An exercise in performing an Extract, Transform, Load (ETL) process to create data pipelines using Python, Pandas and PostgreSQL using very large data files.
The purpose of this project was to create an automated pipeline that takes in new data, performs the appropriate transformations, and loads the data into existing tables that is connected to a database. The chosen topic is all about Movies from 1990 to 2018 and combining the information from 3 different resources.
Create an ETL pipeline using Jupyter Notebooks and PostgreSQL from raw data to SQL database.
-
Extract: read data from multiple sources using Python. Data sourced from:
- Wikipedia: (format: .json, file size: 6.2MB) 7,311 thousand movie titles that include information about the movies, budgets, box office returns, cast/crew, production and distribution.
- Kaggle: - 2 files (format: .csv)
- a metadata file from The Movie Database containing movie details with 45.5 thousand entries. (File size: 34.4MB)

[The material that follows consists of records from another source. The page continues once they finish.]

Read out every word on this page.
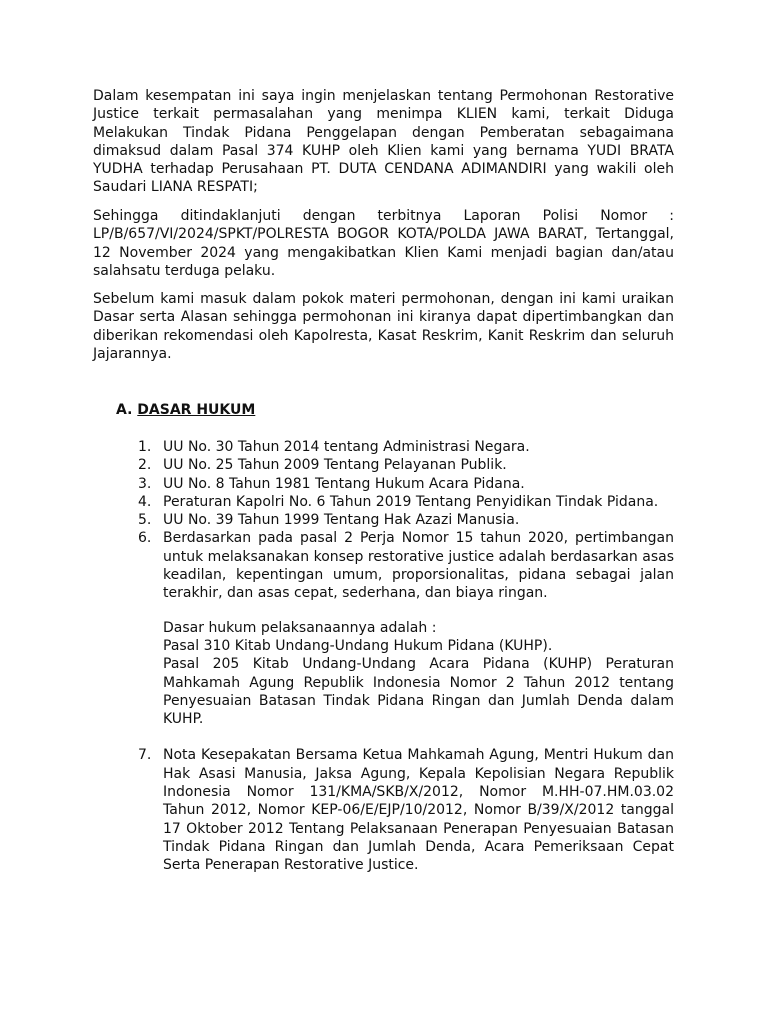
Dalam kesempatan ini saya ingin menjelaskan tentang Permohonan Restorative Justice terkait permasalahan yang menimpa KLIEN kami, terkait Diduga Melakukan Tindak Pidana Penggelapan dengan Pemberatan sebagaimana dimaksud dalam Pasal 374 KUHP oleh Klien kami yang bernama YUDI BRATA YUDHA terhadap Perusahaan PT. DUTA CENDANA ADIMANDIRI yang wakili oleh Saudari LIANA RESPATI;

Sehingga ditindaklanjuti dengan terbitnya Laporan Polisi Nomor : LP/B/657/VI/2024/SPKT/POLRESTA BOGOR KOTA/POLDA JAWA BARAT, Tertanggal, 12 November 2024 yang mengakibatkan Klien Kami menjadi bagian dan/atau salahsatu terduga pelaku.

Sebelum kami masuk dalam pokok materi permohonan, dengan ini kami uraikan Dasar serta Alasan sehingga permohonan ini kiranya dapat dipertimbangkan dan diberikan rekomendasi oleh Kapolresta, Kasat Reskrim, Kanit Reskrim dan seluruh Jajarannya.

A. DASAR HUKUM

1. UU No. 30 Tahun 2014 tentang Administrasi Negara.
2. UU No. 25 Tahun 2009 Tentang Pelayanan Publik.
3. UU No. 8 Tahun 1981 Tentang Hukum Acara Pidana.
4. Peraturan Kapolri No. 6 Tahun 2019 Tentang Penyidikan Tindak Pidana.
5. UU No. 39 Tahun 1999 Tentang Hak Azazi Manusia.
6. Berdasarkan pada pasal 2 Perja Nomor 15 tahun 2020, pertimbangan untuk melaksanakan konsep restorative justice adalah berdasarkan asas keadilan, kepentingan umum, proporsionalitas, pidana sebagai jalan terakhir, dan asas cepat, sederhana, dan biaya ringan.
Dasar hukum pelaksanaannya adalah :
Pasal 310 Kitab Undang-Undang Hukum Pidana (KUHP).
Pasal 205 Kitab Undang-Undang Acara Pidana (KUHP) Peraturan Mahkamah Agung Republik Indonesia Nomor 2 Tahun 2012 tentang Penyesuaian Batasan Tindak Pidana Ringan dan Jumlah Denda dalam KUHP.
7. Nota Kesepakatan Bersama Ketua Mahkamah Agung, Mentri Hukum dan Hak Asasi Manusia, Jaksa Agung, Kepala Kepolisian Negara Republik Indonesia Nomor 131/KMA/SKB/X/2012, Nomor M.HH-07.HM.03.02 Tahun 2012, Nomor KEP-06/E/EJP/10/2012, Nomor B/39/X/2012 tanggal 17 Oktober 2012 Tentang Pelaksanaan Penerapan Penyesuaian Batasan Tindak Pidana Ringan dan Jumlah Denda, Acara Pemeriksaan Cepat Serta Penerapan Restorative Justice.
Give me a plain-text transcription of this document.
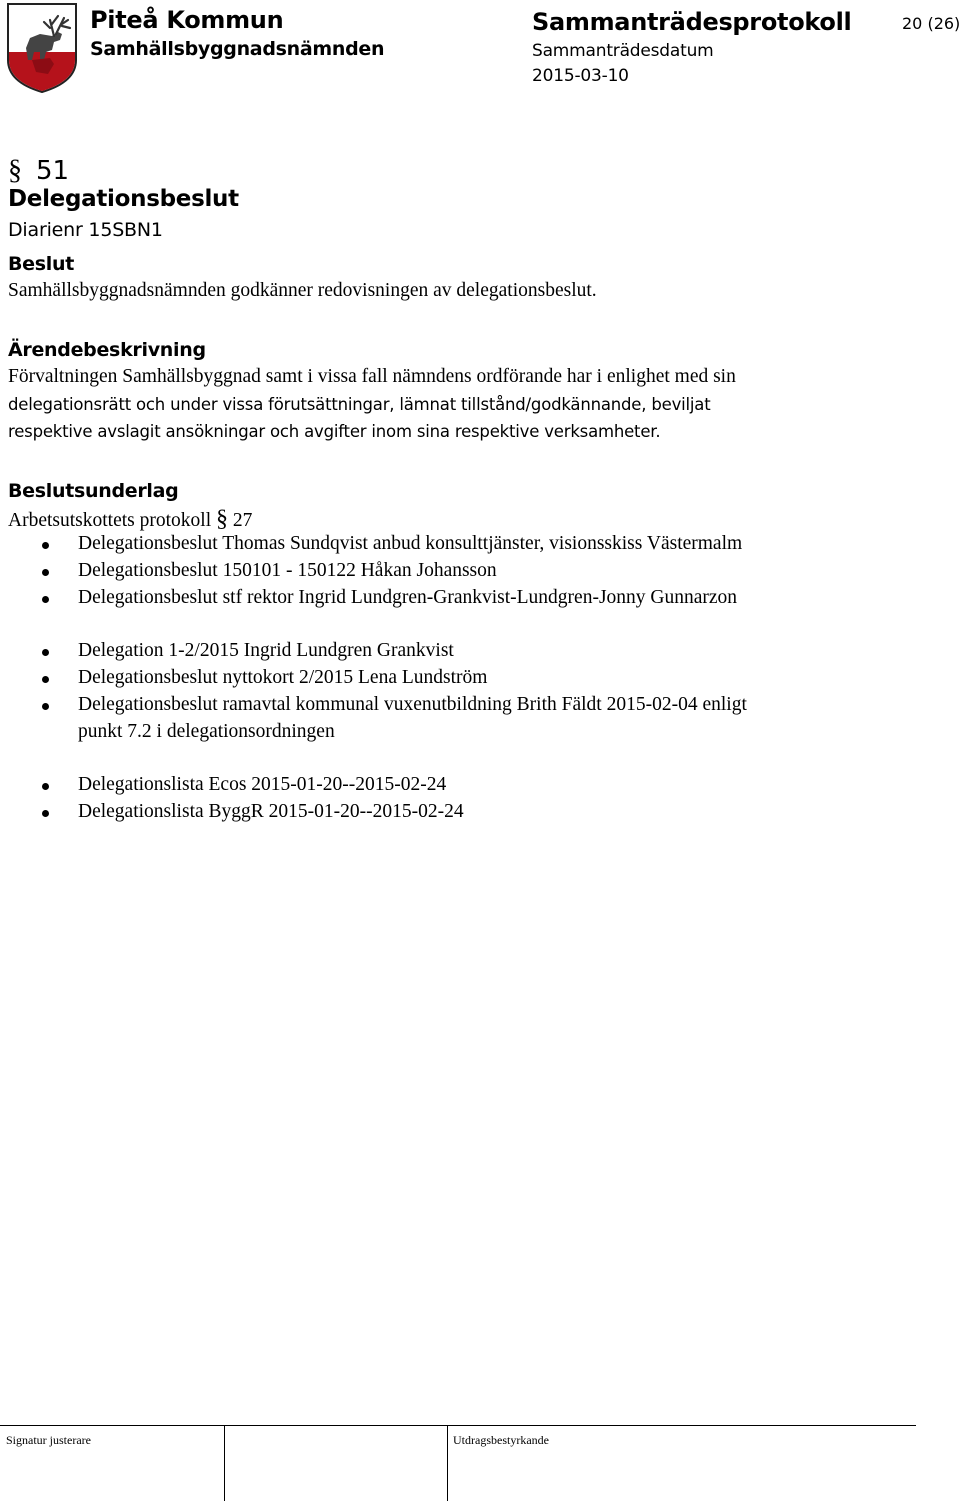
Piteå Kommun
Samhällsbyggnadsnämnden
Sammanträdesprotokoll
Sammanträdesdatum
2015-03-10
20 (26)
§ 51
Delegationsbeslut
Diarienr 15SBN1
Beslut
Samhällsbyggnadsnämnden godkänner redovisningen av delegationsbeslut.
Ärendebeskrivning
Förvaltningen Samhällsbyggnad samt i vissa fall nämndens ordförande har i enlighet med sin
delegationsrätt och under vissa förutsättningar, lämnat tillstånd/godkännande, beviljat
respektive avslagit ansökningar och avgifter inom sina respektive verksamheter.
Beslutsunderlag
Arbetsutskottets protokoll § 27
Delegationsbeslut Thomas Sundqvist anbud konsulttjänster, visionsskiss Västermalm
Delegationsbeslut 150101 - 150122 Håkan Johansson
Delegationsbeslut stf rektor Ingrid Lundgren-Grankvist-Lundgren-Jonny Gunnarzon
Delegation 1-2/2015 Ingrid Lundgren Grankvist
Delegationsbeslut nyttokort 2/2015 Lena Lundström
Delegationsbeslut ramavtal kommunal vuxenutbildning Brith Fäldt 2015-02-04 enligt
punkt 7.2 i delegationsordningen
Delegationslista Ecos 2015-01-20--2015-02-24
Delegationslista ByggR 2015-01-20--2015-02-24
Signatur justerare	Utdragsbestyrkande
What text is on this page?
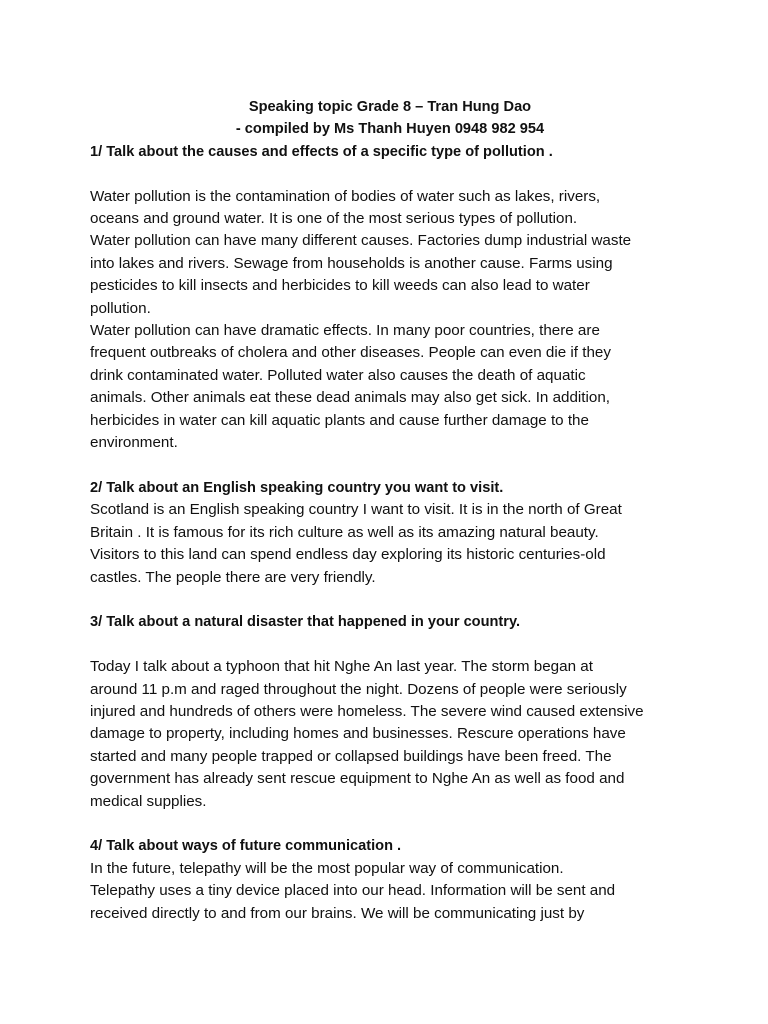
Speaking topic Grade 8 – Tran Hung Dao
- compiled by Ms Thanh Huyen 0948 982 954
1/ Talk about the causes and effects of a specific type of pollution .
Water pollution is the contamination of bodies of water such as lakes, rivers,
oceans and ground water. It is one of the most serious types of pollution.
Water pollution can have many different causes. Factories dump industrial waste
into lakes and rivers. Sewage from households is another cause. Farms using
pesticides to kill insects and herbicides to kill weeds can also lead to water
pollution.
Water pollution can have dramatic effects. In many poor countries, there are
frequent outbreaks of cholera and other diseases. People can even die if they
drink contaminated water. Polluted water also causes the death of aquatic
animals. Other animals eat these dead animals may also get sick. In addition,
herbicides in water can kill aquatic plants and cause further damage to the
environment.
2/ Talk about an English speaking country you want to visit.
Scotland is an English speaking country I want to visit. It is in the north of Great
Britain . It is famous for its rich culture as well as its amazing natural beauty.
Visitors to this land can spend endless day exploring its historic centuries-old
castles. The people there are very friendly.
3/ Talk about a natural disaster that happened in your country.
Today I talk about a typhoon that hit Nghe An last year. The storm began at
around 11 p.m and raged throughout the night. Dozens of people were seriously
injured and hundreds of others were homeless. The severe wind caused extensive
damage to property, including homes and businesses. Rescure operations have
started and many people trapped or collapsed buildings have been freed. The
government has already sent rescue equipment to Nghe An as well as food and
medical supplies.
4/ Talk about ways of future communication .
In the future, telepathy will be the most popular way of communication.
Telepathy uses a tiny device placed into our head. Information will be sent and
received directly to and from our brains. We will be communicating just by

- a dataset from MovieLens containing over 26 million movie ratings/review. (File size: 709.6MB)
-
Transform: Clean and structure data using Pandas and regular expressions (RegEx) to achieve desired form. (i.e. using RegEx to parse data and transform text into numbers.
- Deleting bad data (corrupted or missing), removing duplicate rows, and consolidating columns.
- Using RegEx to parse data and transform text into numbers.
-
Load: Export transformed data into a database.
Ultimately, we were able to clean, merge the datasets and export the two new tables into PostgreSQL by using Python. The final results created a movies table with 6,052 rows. A 17% reduction from the original of 7,311 and a ratings table with 26,024,289 rows.
Working with such large files presented issues along the way. For example in the module practice run, committing the repository to Github resulted in an error because the resource file from MovieLens was too large. Github has a strict 100MB limit. Attempts to resolve this issue using Git LFS and clear the cache were unsuccessful. I attempted to:
- git rm --cached to remove the large ratings.csv file
- git push rewritten, smaller commit
Each attempt resulted in remote: error: File ratings.csv.zip is 169.99 MB; this exceeds GitHub's file size limit of 100.00 MB
regardless of the git rm --cached
command.
Attempts to have the file tracked through git lfs track "*.csv"
and have the file uploaded utilizing LFS also resulted in an error.
Also, extracting and loading the ratings data (26 million rows) into the database took more than 3 hours to complete in the practice file and 2 hours to complete when executing Deliverable 4 file.
Practice File Results
Deliverable 4 File Results
Overall, this was a very dense topic to learn and complete in one week. The process of reviewing the data and knowing what to "clean" was challenging, including cross comparison between the datasets, as well as, learning how to use RegEx to parse the text. I expect that to become an expert in ETL, especially RegEx outside of class would require extensive practice and application using real-life examples. I am hoping that with time, I can apply this learning to prepare large datasets for analysis.
- Software: Python 3.7.9, Anaconda 4.9.2, Jupyter Notebooks 6.1.4, PostgreSQL 4.28
- Libraries: Pandas, SQLAlchemy, NumPy
- Troubleshooting: Deleting Cache, Using Git LFS
- Files: Wikipedia Json, Movie Database Metadata, and MovieLens Ratings
"Congratulations on an outstanding homework assignment! You were able to deliver on writing an ETL function to read three different files. All three of these datasets were converted to DataFrames and properly formatted and displayed correctly!
Great job with your data extraction process, all TV shows are filtered out, extracted and the cleaned data type is converted to a DataFrame and displayed. As a side note well done successfully using a try-except block! This is a job well done! And you should be proud!
Now, I have to say how impressed I am with the extraction of the Kaggle metadata! You were able to not only clean the data but also, you merged datasets, the “movies” DataFrame is created and all four tasks are performed and all three tasks are completed during the extraction/transformation of the MovieLens rating data.
Finally, you were able to successfully create the movie database, while simultaneously being able to drop the ratings table, and you moved the MovieLens rating to the SQL ratings table. Sweet job getting the ETA displayed!
Keep up the amazing work and this awesome flow you have been able to establish!"